OptiX abstracts multiple GPUs in one context so that the user facing side of the API is unaware of that.
OptiX does the scheduling and provides the results in an output buffer.
You do not know which GPU wrote what inside the output buffer that way.
This works nicely with gather algorithms where each launch index writes into unique memory locations.
With scatter algorithms which write into the output buffers using atomicAdd this won’t work because only accesses from threads on one GPU are serialized, not across multiple GPUs.
That’s why I said it’s more or less automatic. “Less” was explained with the caveats I listed.
The main problem here is that the scheduling is done by OptiX. When running on multiple-GPUs you have no control about which GPU handles what launch index.
Means you cannot simply gather the GPU local buffers from multiple GPUs into a composited output buffer, because you do not know which GPU is going to work on what data! For example, you might fetch from the scratch buffer of one GPU which wasn’t actually written to on that but another GPU and you missed to read the proper result.

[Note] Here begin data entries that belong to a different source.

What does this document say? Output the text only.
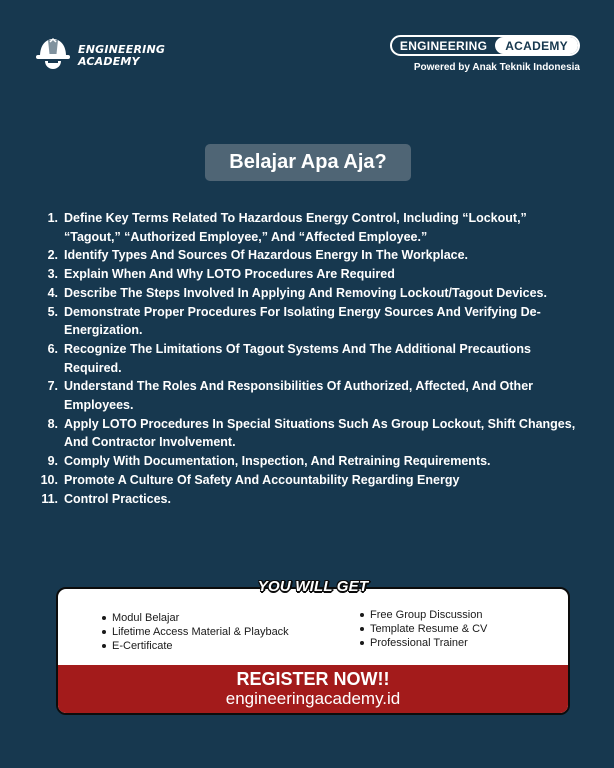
ENGINEERING
ACADEMY
ENGINEERING	ACADEMY
Powered by Anak Teknik Indonesia
Belajar Apa Aja?
1. Define Key Terms Related To Hazardous Energy Control, Including “Lockout,” “Tagout,” “Authorized Employee,” And “Affected Employee.”
2. Identify Types And Sources Of Hazardous Energy In The Workplace.
3. Explain When And Why LOTO Procedures Are Required
4. Describe The Steps Involved In Applying And Removing Lockout/Tagout Devices.
5. Demonstrate Proper Procedures For Isolating Energy Sources And Verifying De-Energization.
6. Recognize The Limitations Of Tagout Systems And The Additional Precautions Required.
7. Understand The Roles And Responsibilities Of Authorized, Affected, And Other Employees.
8. Apply LOTO Procedures In Special Situations Such As Group Lockout, Shift Changes, And Contractor Involvement.
9. Comply With Documentation, Inspection, And Retraining Requirements.
10. Promote A Culture Of Safety And Accountability Regarding Energy
11. Control Practices.
YOU WILL GET
Modul Belajar
Lifetime Access Material & Playback
E-Certificate
Free Group Discussion
Template Resume & CV
Professional Trainer
REGISTER NOW!!
engineeringacademy.id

Actually yes, if writes from multiple GPUs are to completely disjunct pinned memory areas that might work.
There is a discussion about atomics on pinnned memory here:
https://stackoverflow.com/questions/23193151/atomic-operations-in-cuda-kernels-on-mapped-pinned-host-memory-to-do-or-not-to
cudaGetDevice() is a CUDA runtime host function. You can’t call that in an OptiX kernel.
Remains the crucial question how you would be able to identify the individual GPUs inside the OptiX device code, and the only solution I can see inside the OptiX documentation (highlighted below) is to use a CUDA interop input buffer where the application must provide device pointers for all of the devices.

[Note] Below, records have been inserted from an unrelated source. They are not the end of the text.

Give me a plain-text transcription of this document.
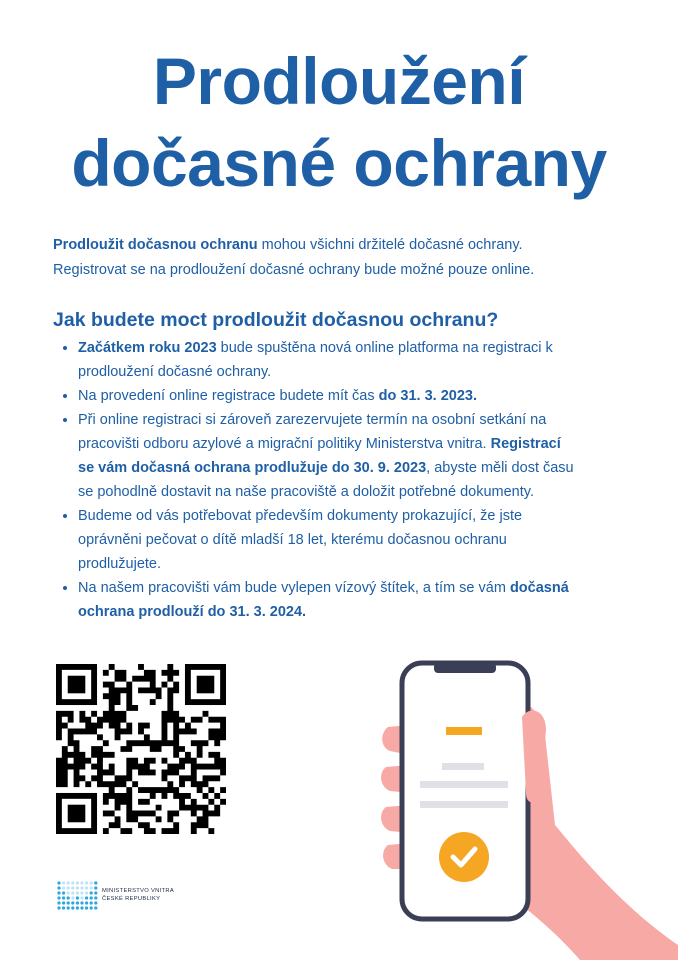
Prodloužení
dočasné ochrany

Prodloužit dočasnou ochranu mohou všichni držitelé dočasné ochrany.

Registrovat se na prodloužení dočasné ochrany bude možné pouze online.

Jak budete moct prodloužit dočasnou ochranu?
Začátkem roku 2023 bude spuštěna nová online platforma na registraci k
prodloužení dočasné ochrany.
Na provedení online registrace budete mít čas do 31. 3. 2023.
Při online registraci si zároveň zarezervujete termín na osobní setkání na
pracovišti odboru azylové a migrační politiky Ministerstva vnitra. Registrací
se vám dočasná ochrana prodlužuje do 30. 9. 2023, abyste měli dost času
se pohodlně dostavit na naše pracoviště a doložit potřebné dokumenty.
Budeme od vás potřebovat především dokumenty prokazující, že jste
oprávněni pečovat o dítě mladší 18 let, kterému dočasnou ochranu
prodlužujete.
Na našem pracovišti vám bude vylepen vízový štítek, a tím se vám dočasná
ochrana prodlouží do 31. 3. 2024.
MINISTERSTVO VNITRA
ČESKÉ REPUBLIKY
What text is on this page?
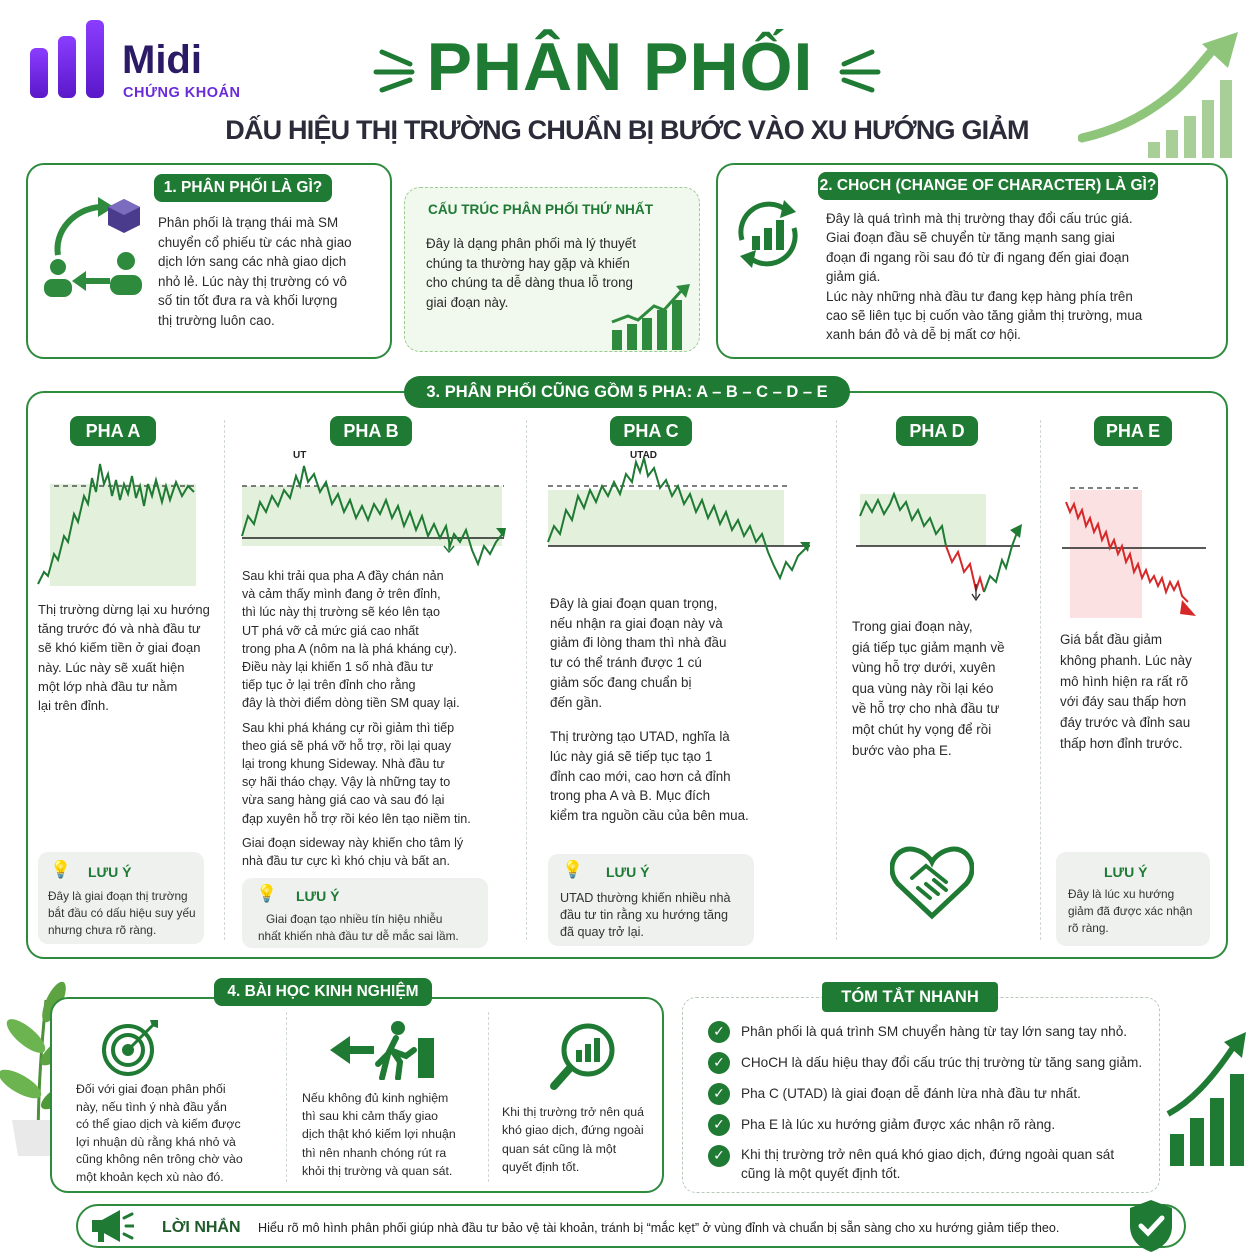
Midi
CHỨNG KHOÁN	PHÂN PHỐI
DẤU HIỆU THỊ TRƯỜNG CHUẨN BỊ BƯỚC VÀO XU HƯỚNG GIẢM
1. PHÂN PHỐI LÀ GÌ?
Phân phối là trạng thái mà SM
chuyển cổ phiếu từ các nhà giao
dịch lớn sang các nhà giao dịch
nhỏ lẻ. Lúc này thị trường có vô
số tin tốt đưa ra và khối lượng
thị trường luôn cao.
CẤU TRÚC PHÂN PHỐI THỨ NHẤT
Đây là dạng phân phối mà lý thuyết
chúng ta thường hay gặp và khiến
cho chúng ta dễ dàng thua lỗ trong
giai đoạn này.
2. CHoCH (CHANGE OF CHARACTER) LÀ GÌ?
Đây là quá trình mà thị trường thay đổi cấu trúc giá.
Giai đoạn đầu sẽ chuyển từ tăng mạnh sang giai
đoạn đi ngang rồi sau đó từ đi ngang đến giai đoạn
giảm giá.
Lúc này những nhà đầu tư đang kẹp hàng phía trên
cao sẽ liên tục bị cuốn vào tăng giảm thị trường, mua
xanh bán đỏ và dễ bị mất cơ hội.
3. PHÂN PHỐI CŨNG GỒM 5 PHA: A – B – C – D – E
PHA A	PHA B	PHA C	PHA D	PHA E
UT	UTAD
Thị trường dừng lại xu hướng
tăng trước đó và nhà đầu tư
sẽ khó kiếm tiền ở giai đoạn
này. Lúc này sẽ xuất hiện
một lớp nhà đầu tư nằm
lại trên đỉnh.
Sau khi trải qua pha A đầy chán nản
và cảm thấy mình đang ở trên đỉnh,
thì lúc này thị trường sẽ kéo lên tạo
UT phá vỡ cả mức giá cao nhất
trong pha A (nôm na là phá kháng cự).
Điều này lại khiến 1 số nhà đầu tư
tiếp tục ở lại trên đỉnh cho rằng
đây là thời điểm dòng tiền SM quay lại.
Sau khi phá kháng cự rồi giảm thì tiếp
theo giá sẽ phá vỡ hỗ trợ, rồi lại quay
lại trong khung Sideway. Nhà đầu tư
sợ hãi tháo chạy. Vậy là những tay to
vừa sang hàng giá cao và sau đó lại
đạp xuyên hỗ trợ rồi kéo lên tạo niềm tin.
Giai đoạn sideway này khiến cho tâm lý
nhà đầu tư cực kì khó chịu và bất an.
Đây là giai đoạn quan trọng,
nếu nhận ra giai đoạn này và
giảm đi lòng tham thì nhà đầu
tư có thể tránh được 1 cú
giảm sốc đang chuẩn bị
đến gần.
Thị trường tạo UTAD, nghĩa là
lúc này giá sẽ tiếp tục tạo 1
đỉnh cao mới, cao hơn cả đỉnh
trong pha A và B. Mục đích
kiểm tra nguồn cầu của bên mua.
Trong giai đoạn này,
giá tiếp tục giảm mạnh về
vùng hỗ trợ dưới, xuyên
qua vùng này rồi lại kéo
về hỗ trợ cho nhà đầu tư
một chút hy vọng để rồi
bước vào pha E.
Giá bắt đầu giảm
không phanh. Lúc này
mô hình hiện ra rất rõ
với đáy sau thấp hơn
đáy trước và đỉnh sau
thấp hơn đỉnh trước.
💡 LƯU Ý
Đây là giai đoạn thị trường
bắt đầu có dấu hiệu suy yếu
nhưng chưa rõ ràng.
💡 LƯU Ý
Giai đoạn tạo nhiều tín hiệu nhiễu
nhất khiến nhà đầu tư dễ mắc sai lầm.
💡 LƯU Ý
UTAD thường khiến nhiều nhà
đầu tư tin rằng xu hướng tăng
đã quay trở lại.
LƯU Ý
Đây là lúc xu hướng
giảm đã được xác nhận
rõ ràng.
4. BÀI HỌC KINH NGHIỆM
Đối với giai đoạn phân phối
này, nếu tình ý nhà đầu yắn
có thể giao dịch và kiếm được
lợi nhuận dù rằng khá nhỏ và
cũng không nên trông chờ vào
một khoản kẹch xù nào đó.
Nếu không đủ kinh nghiệm
thì sau khi cảm thấy giao
dịch thật khó kiếm lợi nhuận
thì nên nhanh chóng rút ra
khỏi thị trường và quan sát.
Khi thị trường trở nên quá
khó giao dịch, đứng ngoài
quan sát cũng là một
quyết định tốt.
TÓM TẮT NHANH
✓	Phân phối là quá trình SM chuyển hàng từ tay lớn sang tay nhỏ.
✓	CHoCH là dấu hiệu thay đổi cấu trúc thị trường từ tăng sang giảm.
✓	Pha C (UTAD) là giai đoạn dễ đánh lừa nhà đầu tư nhất.
✓	Pha E là lúc xu hướng giảm được xác nhận rõ ràng.
✓	Khi thị trường trở nên quá khó giao dịch, đứng ngoài quan sát
cũng là một quyết định tốt.
LỜI NHẮN Hiểu rõ mô hình phân phối giúp nhà đầu tư bảo vệ tài khoản, tránh bị “mắc kẹt” ở vùng đỉnh và chuẩn bị sẵn sàng cho xu hướng giảm tiếp theo.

Gathering all relevant documentation:
3.4.2.2 enum RTbufferflag
RT_BUFFER_GPU_LOCAL An RT_BUFFER_INPUT_OUTPUT has separate copies on each device that are not synchronized.

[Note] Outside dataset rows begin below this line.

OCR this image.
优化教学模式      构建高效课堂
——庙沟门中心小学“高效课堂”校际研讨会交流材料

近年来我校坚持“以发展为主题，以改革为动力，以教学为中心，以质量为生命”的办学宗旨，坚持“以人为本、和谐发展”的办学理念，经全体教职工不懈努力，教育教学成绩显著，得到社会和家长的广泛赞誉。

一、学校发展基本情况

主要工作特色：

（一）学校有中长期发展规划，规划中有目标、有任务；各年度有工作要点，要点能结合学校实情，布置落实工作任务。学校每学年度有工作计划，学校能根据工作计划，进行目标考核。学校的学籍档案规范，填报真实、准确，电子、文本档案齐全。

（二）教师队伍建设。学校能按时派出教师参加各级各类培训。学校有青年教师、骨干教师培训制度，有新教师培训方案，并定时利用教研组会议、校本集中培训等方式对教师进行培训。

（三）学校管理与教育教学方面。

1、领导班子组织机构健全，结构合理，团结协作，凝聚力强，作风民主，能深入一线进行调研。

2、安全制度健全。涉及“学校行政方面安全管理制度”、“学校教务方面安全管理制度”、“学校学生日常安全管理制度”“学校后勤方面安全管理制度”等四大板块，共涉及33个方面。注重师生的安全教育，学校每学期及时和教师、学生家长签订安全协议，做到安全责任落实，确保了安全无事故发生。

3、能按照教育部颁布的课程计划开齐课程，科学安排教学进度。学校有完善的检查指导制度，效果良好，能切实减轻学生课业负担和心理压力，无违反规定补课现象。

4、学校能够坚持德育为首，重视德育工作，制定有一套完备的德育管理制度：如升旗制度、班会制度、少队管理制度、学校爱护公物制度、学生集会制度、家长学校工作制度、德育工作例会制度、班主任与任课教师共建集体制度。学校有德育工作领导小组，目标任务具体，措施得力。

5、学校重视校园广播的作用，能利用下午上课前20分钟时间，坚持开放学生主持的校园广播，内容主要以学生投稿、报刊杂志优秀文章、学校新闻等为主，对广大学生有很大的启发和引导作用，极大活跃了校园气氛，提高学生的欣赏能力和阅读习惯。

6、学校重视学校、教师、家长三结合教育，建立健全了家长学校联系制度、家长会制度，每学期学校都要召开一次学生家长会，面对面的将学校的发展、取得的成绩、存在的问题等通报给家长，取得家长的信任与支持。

3.8.3.17 RTresult RTAPI rtBufferCreate
The flag RT_BUFFER_GPU_LOCAL can only be used in combination with RT_BUFFER_INPUT_OUTPUT. RT_BUFFER_INPUT_OUTPUT and RT_BUFFER_GPU_LOCAL used together specify a buffer that allows the host to only write, and the device to read and write data. The written data will never be visible on the host side and will generally not be visible on other devices.
Means there are input_output buffers possible per GPU, but you can’t read them back to the host by mapping them directly or via a compositing step reliably because the scheduling is not under your control.
7.2.2. Restrictions
An application must retrieve or provide device pointers for either one or all of the devices used by a buffer’s OptiX context. Getting or setting pointers for any other number of devices is an error. Getting pointers for some devices and setting them for others on the same buffer is not allowed. Calling rtBufferMap or rtBufferMarkDirty on a buffer with pointers retrieved/set on all of multiple devices is not allowed. Calling rtBufferSetDevicePointer on output or input/output buffers is not allowed.
Means it’s possible to have different input buffers per GPU. That’s what you need!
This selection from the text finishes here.